I am somewhat puzzled by the following program
module test
implicit none
type TestType
integer :: i
end type
contains
subroutine foo(test)
type (TestType), intent(out) :: test
test%i = 5
end subroutine
subroutine bar(test)
type (TestType), intent(out) :: test
test%i = 6
end subroutine
end module
program hello
use test
type(TestType) :: t
call foo(t)
print *, t%i
call bar(t)
print *, t%i
end program hello
and its derivatives. More on those later. As we know, Fortran transfers routine arguments as a pass-by-reference, meaning that the entity emerging at the dummy argument test
for both foo
and bar
is the same memory space granted on the stack in program hello
. So far so good.
Suppose I define in program hello
the type(TestType) :: t
as a pointer, and allocate it.
program hello
use test
type(TestType), pointer :: t
allocate(t)
call foo(t)
print *, t%i
call bar(t)
print *, t%i
deallocate(t)
end program hello
The code works as before, the only difference being that the object was not allocated on the stack, but on the heap.

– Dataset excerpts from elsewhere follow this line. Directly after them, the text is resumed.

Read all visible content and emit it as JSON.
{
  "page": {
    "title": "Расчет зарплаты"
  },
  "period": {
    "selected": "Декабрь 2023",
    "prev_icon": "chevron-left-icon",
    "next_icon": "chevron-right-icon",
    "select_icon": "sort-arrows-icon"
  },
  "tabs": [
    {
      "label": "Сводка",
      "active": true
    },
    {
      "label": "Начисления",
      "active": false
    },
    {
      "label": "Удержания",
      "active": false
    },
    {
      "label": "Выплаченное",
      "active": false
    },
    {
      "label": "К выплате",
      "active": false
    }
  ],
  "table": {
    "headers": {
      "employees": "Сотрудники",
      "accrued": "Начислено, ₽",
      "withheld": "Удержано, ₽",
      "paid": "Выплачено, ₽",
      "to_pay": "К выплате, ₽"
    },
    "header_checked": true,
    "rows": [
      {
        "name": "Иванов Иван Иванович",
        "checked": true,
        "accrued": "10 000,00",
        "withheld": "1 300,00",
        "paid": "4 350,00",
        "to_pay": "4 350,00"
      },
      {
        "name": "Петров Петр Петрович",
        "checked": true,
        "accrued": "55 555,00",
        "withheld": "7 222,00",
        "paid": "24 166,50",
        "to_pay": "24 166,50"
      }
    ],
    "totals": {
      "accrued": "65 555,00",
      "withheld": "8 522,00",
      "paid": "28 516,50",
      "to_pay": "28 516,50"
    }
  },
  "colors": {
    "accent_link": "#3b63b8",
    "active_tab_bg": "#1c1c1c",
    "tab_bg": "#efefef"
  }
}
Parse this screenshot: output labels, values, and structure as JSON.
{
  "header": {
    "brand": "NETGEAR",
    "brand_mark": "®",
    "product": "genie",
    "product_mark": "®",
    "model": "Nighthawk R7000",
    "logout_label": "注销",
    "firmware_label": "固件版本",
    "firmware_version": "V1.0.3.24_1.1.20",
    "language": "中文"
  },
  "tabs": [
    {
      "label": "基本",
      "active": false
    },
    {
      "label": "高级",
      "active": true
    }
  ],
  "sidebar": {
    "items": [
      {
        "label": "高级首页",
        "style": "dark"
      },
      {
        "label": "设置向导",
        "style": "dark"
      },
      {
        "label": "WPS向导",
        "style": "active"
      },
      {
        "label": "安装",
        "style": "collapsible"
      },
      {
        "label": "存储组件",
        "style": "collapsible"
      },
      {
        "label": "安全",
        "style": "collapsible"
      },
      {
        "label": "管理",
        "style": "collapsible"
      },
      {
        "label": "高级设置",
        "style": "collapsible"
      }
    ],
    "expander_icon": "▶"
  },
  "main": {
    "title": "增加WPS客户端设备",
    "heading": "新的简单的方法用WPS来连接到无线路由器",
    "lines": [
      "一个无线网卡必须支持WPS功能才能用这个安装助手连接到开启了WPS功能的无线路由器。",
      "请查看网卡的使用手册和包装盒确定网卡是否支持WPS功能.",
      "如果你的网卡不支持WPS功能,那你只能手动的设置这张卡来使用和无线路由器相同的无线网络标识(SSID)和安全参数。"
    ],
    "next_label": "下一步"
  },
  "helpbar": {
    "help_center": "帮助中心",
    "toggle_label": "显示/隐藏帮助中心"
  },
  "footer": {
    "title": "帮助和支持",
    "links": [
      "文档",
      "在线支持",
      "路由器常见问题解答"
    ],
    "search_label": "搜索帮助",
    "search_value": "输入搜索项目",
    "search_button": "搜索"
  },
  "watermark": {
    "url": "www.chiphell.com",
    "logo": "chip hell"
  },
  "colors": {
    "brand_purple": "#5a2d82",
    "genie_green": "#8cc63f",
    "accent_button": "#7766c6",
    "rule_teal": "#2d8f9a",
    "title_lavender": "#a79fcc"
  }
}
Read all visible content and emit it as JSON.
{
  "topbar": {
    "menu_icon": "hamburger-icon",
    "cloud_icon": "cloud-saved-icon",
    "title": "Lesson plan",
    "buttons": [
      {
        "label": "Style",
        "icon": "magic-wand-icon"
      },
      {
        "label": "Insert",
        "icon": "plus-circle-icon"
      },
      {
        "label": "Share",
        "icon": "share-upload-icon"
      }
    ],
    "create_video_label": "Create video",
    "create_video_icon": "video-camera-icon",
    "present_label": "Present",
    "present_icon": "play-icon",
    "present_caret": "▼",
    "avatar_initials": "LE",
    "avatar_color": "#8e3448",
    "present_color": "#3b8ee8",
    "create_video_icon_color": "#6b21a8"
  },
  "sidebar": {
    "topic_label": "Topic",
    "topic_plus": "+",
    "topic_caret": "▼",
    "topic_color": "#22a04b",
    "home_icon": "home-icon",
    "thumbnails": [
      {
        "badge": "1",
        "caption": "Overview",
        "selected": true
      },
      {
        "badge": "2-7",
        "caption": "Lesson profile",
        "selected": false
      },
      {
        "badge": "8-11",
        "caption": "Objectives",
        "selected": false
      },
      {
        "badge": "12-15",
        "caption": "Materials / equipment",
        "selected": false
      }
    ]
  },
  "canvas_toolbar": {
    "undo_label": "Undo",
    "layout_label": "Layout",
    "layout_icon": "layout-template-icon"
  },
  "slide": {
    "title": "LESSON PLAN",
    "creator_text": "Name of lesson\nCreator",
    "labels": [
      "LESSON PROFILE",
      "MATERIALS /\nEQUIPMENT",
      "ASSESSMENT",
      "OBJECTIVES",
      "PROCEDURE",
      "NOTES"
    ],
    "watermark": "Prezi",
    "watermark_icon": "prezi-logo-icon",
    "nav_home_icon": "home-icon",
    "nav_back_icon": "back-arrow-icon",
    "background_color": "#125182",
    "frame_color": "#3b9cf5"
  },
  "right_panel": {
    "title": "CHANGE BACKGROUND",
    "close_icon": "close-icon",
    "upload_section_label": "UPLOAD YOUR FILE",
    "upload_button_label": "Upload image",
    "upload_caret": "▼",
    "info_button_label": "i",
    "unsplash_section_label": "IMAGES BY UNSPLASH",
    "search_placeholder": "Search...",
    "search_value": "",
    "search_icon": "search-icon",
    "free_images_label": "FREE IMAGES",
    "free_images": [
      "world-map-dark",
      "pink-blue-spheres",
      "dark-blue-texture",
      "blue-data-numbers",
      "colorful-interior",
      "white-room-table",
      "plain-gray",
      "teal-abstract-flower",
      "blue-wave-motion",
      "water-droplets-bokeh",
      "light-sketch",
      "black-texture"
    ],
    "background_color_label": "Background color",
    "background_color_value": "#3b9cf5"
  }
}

Now assume to go back to the stack-allocated program and that subroutine bar is instead defined as
subroutine bar(test)
type (TestType), pointer :: test
test%i = 6
end subroutine
The program does not compile anymore because you must use the heap-allocated version to make it work, or to be more accurate it is mandatory to pass a pointer to the routine when the routine is defined to accept a pointer as a dummy argument. On the other hand, if the dummy argument does not contain the pointer
keyword, the routine would accept both pointers and non-pointers.
This makes me wonder... what's the point of declaring a dummy argument a pointer ?